Entering the offseason, the Giants’ main goal had to be consolidation. After making the postseason in 2022, they were a team that didn’t have many major holes and instead needed to improve their depth to strengthen their roster.
Of course, there were a few key areas where they obviously upgraded. Bringing in Darren Waller at tight end will add a new dimension to their passing offense and Bobby Okereke is the kind of productive defensive signal-caller the team lacked last season.
Also, they had a few crucial players to bring back, including Daniel Jones and Saquon Barkley. With those moves resolved, the Giants could focus on their depth, which seems to have improved throughout the team.
Crucial to that process has been their draft, which is looking really promising based on preseason.
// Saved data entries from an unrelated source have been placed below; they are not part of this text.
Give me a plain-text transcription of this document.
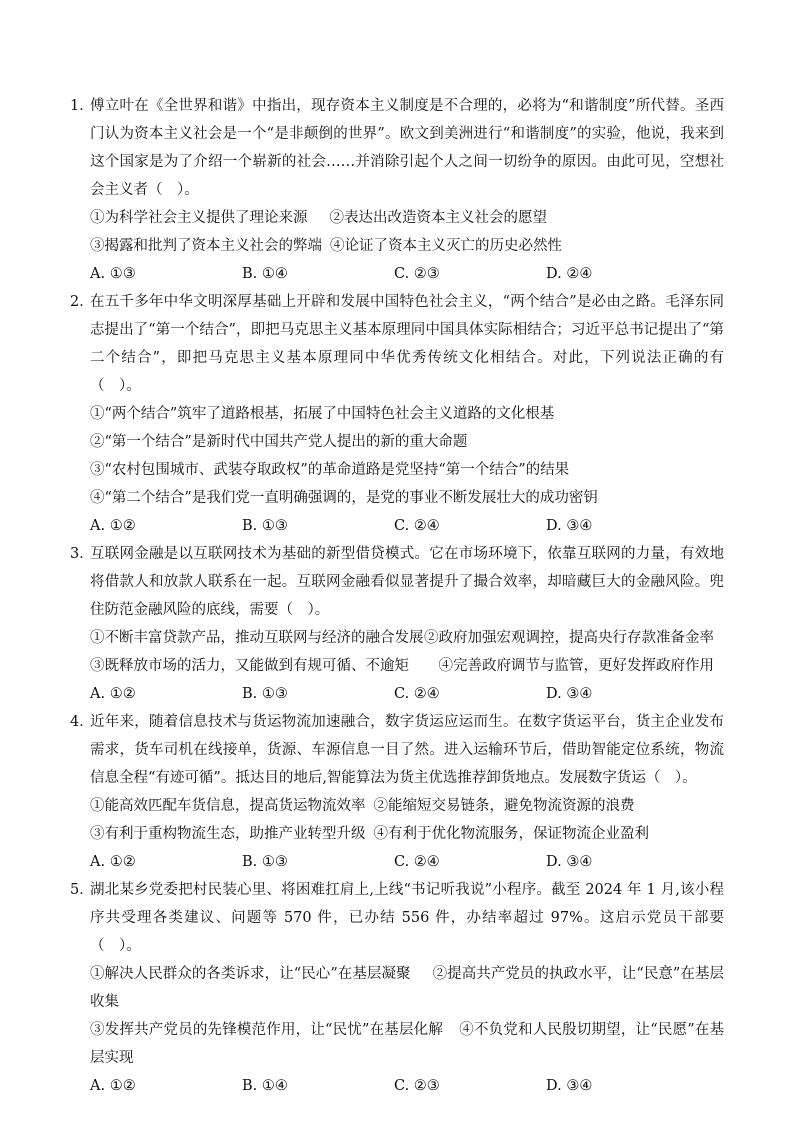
1．
傅立叶在《全世界和谐》中指出，现存资本主义制度是不合理的，必将为“和谐制度”所代替。圣西门认为资本主义社会是一个“是非颠倒的世界”。欧文到美洲进行“和谐制度”的实验，他说，我来到这个国家是为了介绍一个崭新的社会……并消除引起个人之间一切纷争的原因。由此可见，空想社会主义者（　）。
①为科学社会主义提供了理论来源 ②表达出改造资本主义社会的愿望
③揭露和批判了资本主义社会的弊端 ④论证了资本主义灭亡的历史必然性
A. ①③	B. ①④	C. ②③	D. ②④
2．
在五千多年中华文明深厚基础上开辟和发展中国特色社会主义，“两个结合”是必由之路。毛泽东同志提出了“第一个结合”，即把马克思主义基本原理同中国具体实际相结合；习近平总书记提出了“第二个结合”，即把马克思主义基本原理同中华优秀传统文化相结合。对此，下列说法正确的有（　）。
①“两个结合”筑牢了道路根基，拓展了中国特色社会主义道路的文化根基
②“第一个结合”是新时代中国共产党人提出的新的重大命题
③“农村包围城市、武装夺取政权”的革命道路是党坚持“第一个结合”的结果
④“第二个结合”是我们党一直明确强调的，是党的事业不断发展壮大的成功密钥
A. ①②	B. ①③	C. ②④	D. ③④
3．
互联网金融是以互联网技术为基础的新型借贷模式。它在市场环境下，依靠互联网的力量，有效地将借款人和放款人联系在一起。互联网金融看似显著提升了撮合效率，却暗藏巨大的金融风险。兜住防范金融风险的底线，需要（　）。
①不断丰富贷款产品，推动互联网与经济的融合发展 ②政府加强宏观调控，提高央行存款准备金率
③既释放市场的活力，又能做到有规可循、不逾矩 ④完善政府调节与监管，更好发挥政府作用
A. ①②	B. ①③	C. ②④	D. ③④
4．
近年来，随着信息技术与货运物流加速融合，数字货运应运而生。在数字货运平台，货主企业发布需求，货车司机在线接单，货源、车源信息一目了然。进入运输环节后，借助智能定位系统，物流信息全程“有迹可循”。抵达目的地后,智能算法为货主优选推荐卸货地点。发展数字货运（　）。
①能高效匹配车货信息，提高货运物流效率 ②能缩短交易链条，避免物流资源的浪费
③有利于重构物流生态，助推产业转型升级 ④有利于优化物流服务，保证物流企业盈利
A. ①②	B. ①③	C. ②④	D. ③④
5．
湖北某乡党委把村民装心里、将困难扛肩上,上线“书记听我说”小程序。截至 2024 年 1 月,该小程序共受理各类建议、问题等 570 件，已办结 556 件，办结率超过 97%。这启示党员干部要（　）。
①解决人民群众的各类诉求，让“民心”在基层凝聚 ②提高共产党员的执政水平，让“民意”在基层收集
③发挥共产党员的先锋模范作用，让“民忧”在基层化解 ④不负党和人民殷切期望，让“民愿”在基层实现
A. ①②	B. ①④	C. ②③	D. ③④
Naturally, their top picks, Deonte Banks and John Michael Schmitz, were brought in to start immediately at cornerback and center respectively and they each seem ready based on how comfortable they looked during preseason action. This has the knock-on effect of moving players like Cordale Flott, Darnay Holmes and Nick McCloud – who started 16 games between them last year – into more suitable rotational roles.
Jalin Hyatt showed some big-play potential at wide receiver, but he joins a group which is already relatively deep, with Parris Campbell being added as a free agent and players like Darius Slayton and Isaiah Hodgins, who have both produced well when given opportunities in the past, earning an opportunity to prove themselves. The pressure on Hyatt to immediately produce is therefore lessened.
Where the draft could really set the Giants up for success, though, is with the additions they made in the later rounds. Seventh round defensive tackle Jordon Riley looked like a terrific prospect in preseason and sixth-rounder Tre Hawkins was so comfortable in camp and preseason the Giants may open the season with him in the starting line-up. These additions at least provide the Giants with rotational depth and potentially two future reliable starters.
While the other two draft choices, fifth-round running back Eric Gray and seventh-round safety Gervarrius Owens, are less likely to contribute immediately. They could contribute on special teams and develop into being a bigger contributor next year and beyond. Gray is in the mix to handle return duties
As camp was coming to a close, the Giants obviously took another look at their roster and made two trades in areas where they could benefit from further bolstering their depth. They ended up acquiring Isaiah Simmons and Carlos “Boogie” Basham with the total cost just being a 2024 seventh-round pick and a 2025 day three pick swap.
Simmons is a player whose versatility has proven to be something of a curse at the NFL level because he’s struggled to find his best position and been labeled as a tweener. Is he a safety, an off-ball linebacker or an edge rusher?
When employed as a situational chess piece, that question becomes a dilemma for the opponent rather than the Giants and his capability to play all these roles creates depth in a variety of positions and allows the Giants to be flexible and creative on defense.
Basham is yet to make a start at the NFL level, and only has 4.5 sacks in his first two seasons, but the former second-round pick may have untapped potential – much like Simmons, who was selected eight overall back in 2020. This allowed the Giants to cut ties with the underperforming Oshane Ximines, himself a former day two pick, and hang onto the promising Tomon Fox.
Basham and Simmons should be ideal backups because they will be hungry for a bigger role and motivated to produce. Each has the talent to be more consistent than they have been in the past, but the Giants will no longer be banking on this as their former teams would have had to.
On the whole, it’s been a solid offseason for the Giants, who now have a roster filled with players capable of stepping up in the event of an injury crisis, as well as lots of young talent who will be keen to move into major roles within the next year to two.